Schools in Florida have been relatively open for in-person education and this paper examined infection rates among staff and students.  (Medrxiv Paper)   The study period was August 10 to November 14.  There were a little over 10,000 student cases and 4500 staff cases in this period.  There are obviously many more students than staff so the rates were actually higher among staff.  High schoolers accounted for a disproportionate number of student cases.  According to the author, cases were higher among students and staff in districts without mask mandates, but we aren’t given enough data to assess the validity of this finding.  For example, school cases were closely related to community cases, but we are given no detailed analysis on this interaction with mask mandates.

When you clamp down hard on a widely transmitted pathogen, you better be watching to see if you drive evolution of the bugger to a more lethal strain.  According to this study, we are seeing emergence of some mutations associated with worse disease.  (Medrxiv Paper)   The authors looked at over 150,000 genomes to see if certain variants were associated with adjusted disease severity.  They found that at least 17 single nucleotide variations were associated with over twice the risk of severe disease and that variants associated with severe disease were not uncommon.
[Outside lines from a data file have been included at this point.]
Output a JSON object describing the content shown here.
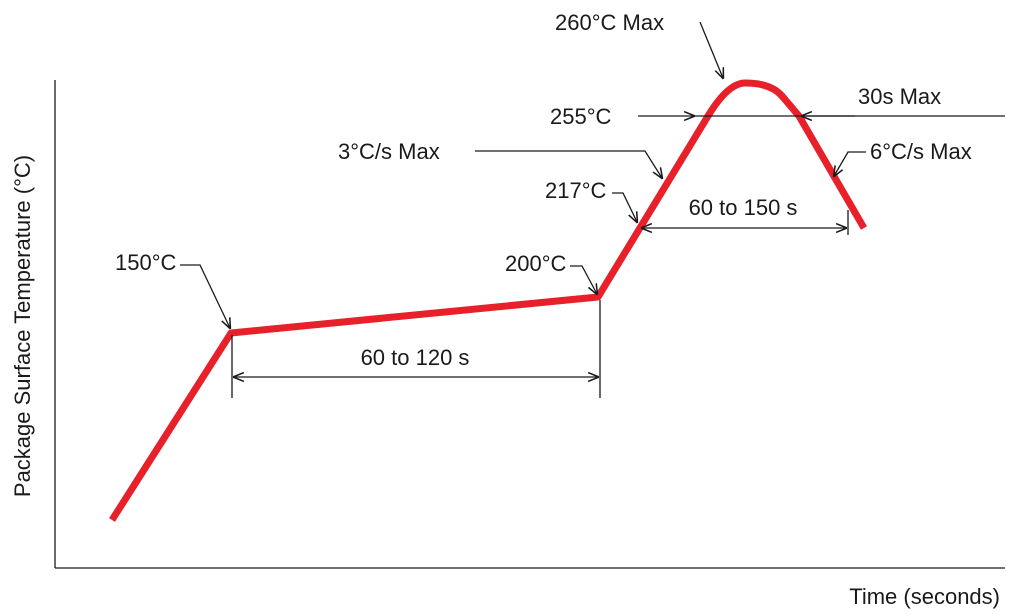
{
  "chart_data": {
    "type": "line",
    "xlabel": "Time (seconds)",
    "ylabel": "Package Surface Temperature (°C)",
    "series": [
      {
        "points": [
          [
            0,
            110
          ],
          [
            12,
            150
          ],
          [
            120,
            200
          ],
          [
            138,
            255
          ],
          [
            148,
            260
          ],
          [
            172,
            260
          ],
          [
            182,
            255
          ],
          [
            195,
            217
          ]
        ]
      }
    ],
    "annotations": {
      "t150": "150°C",
      "t200": "200°C",
      "t217": "217°C",
      "t255": "255°C",
      "t260": "260°C Max",
      "rate_up": "3°C/s Max",
      "rate_down": "6°C/s Max",
      "soak": "60 to 120 s",
      "above_217": "60 to 150 s",
      "peak_time": "30s Max"
    },
    "grid": false,
    "colors": {
      "curve": "#e8202a",
      "ink": "#1a1a1a"
    }
  }
}
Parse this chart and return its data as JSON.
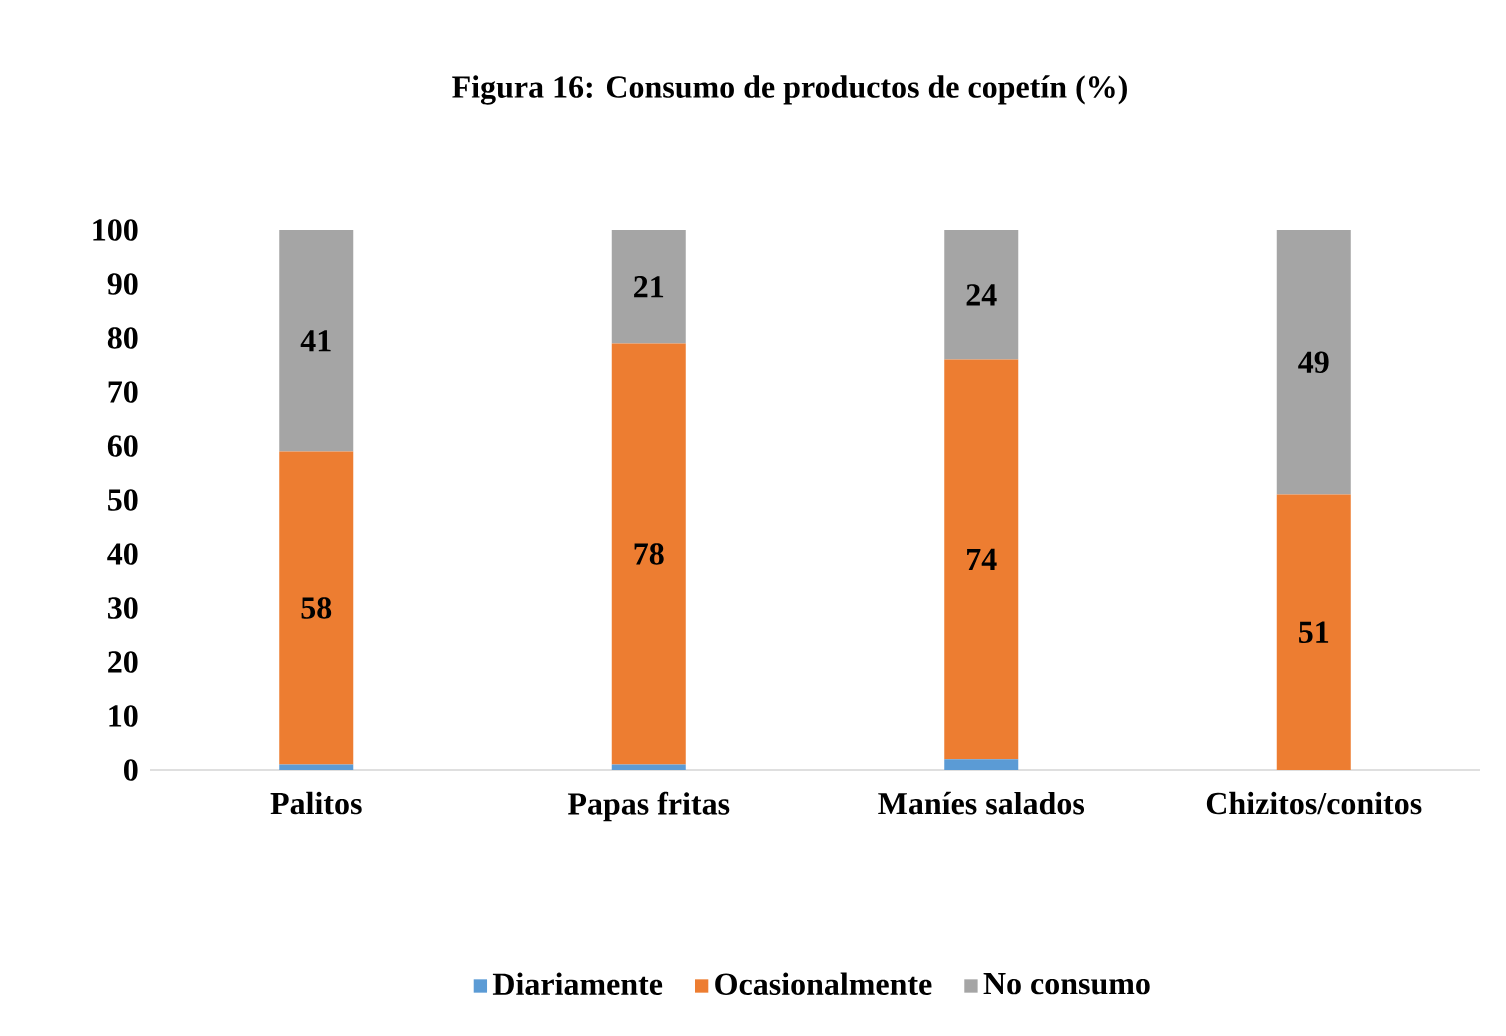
{
  "chart_data": {
    "type": "bar",
    "stacked": true,
    "title": "Figura 16: Consumo de productos de copetín (%)",
    "categories": [
      "Palitos",
      "Papas fritas",
      "Maníes salados",
      "Chizitos/conitos"
    ],
    "series": [
      {
        "name": "Diariamente",
        "color": "#5b9bd5",
        "values": [
          1,
          1,
          2,
          0
        ],
        "value_labels": [
          null,
          null,
          null,
          null
        ]
      },
      {
        "name": "Ocasionalmente",
        "color": "#ed7d31",
        "values": [
          58,
          78,
          74,
          51
        ],
        "value_labels": [
          "58",
          "78",
          "74",
          "51"
        ]
      },
      {
        "name": "No consumo",
        "color": "#a5a5a5",
        "values": [
          41,
          21,
          24,
          49
        ],
        "value_labels": [
          "41",
          "21",
          "24",
          "49"
        ]
      }
    ],
    "ylim": [
      0,
      100
    ],
    "yticks": [
      0,
      10,
      20,
      30,
      40,
      50,
      60,
      70,
      80,
      90,
      100
    ],
    "grid": false,
    "legend": "bottom"
  }
}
As with many things in this epidemic, there has been conflicting evidence on the potential beneficial effect of vitamin D.  This paper presented a meta-review of other studies.  (Medrxiv Paper)  Based on the eleven studies included in the review, the authors concluded that vitamin D deficiency was significantly correlated with likelihood of infection, severity of disease, and death.  So seriously, take vitamin D and eat vitamin D-rich foods, unless you have some contraindication.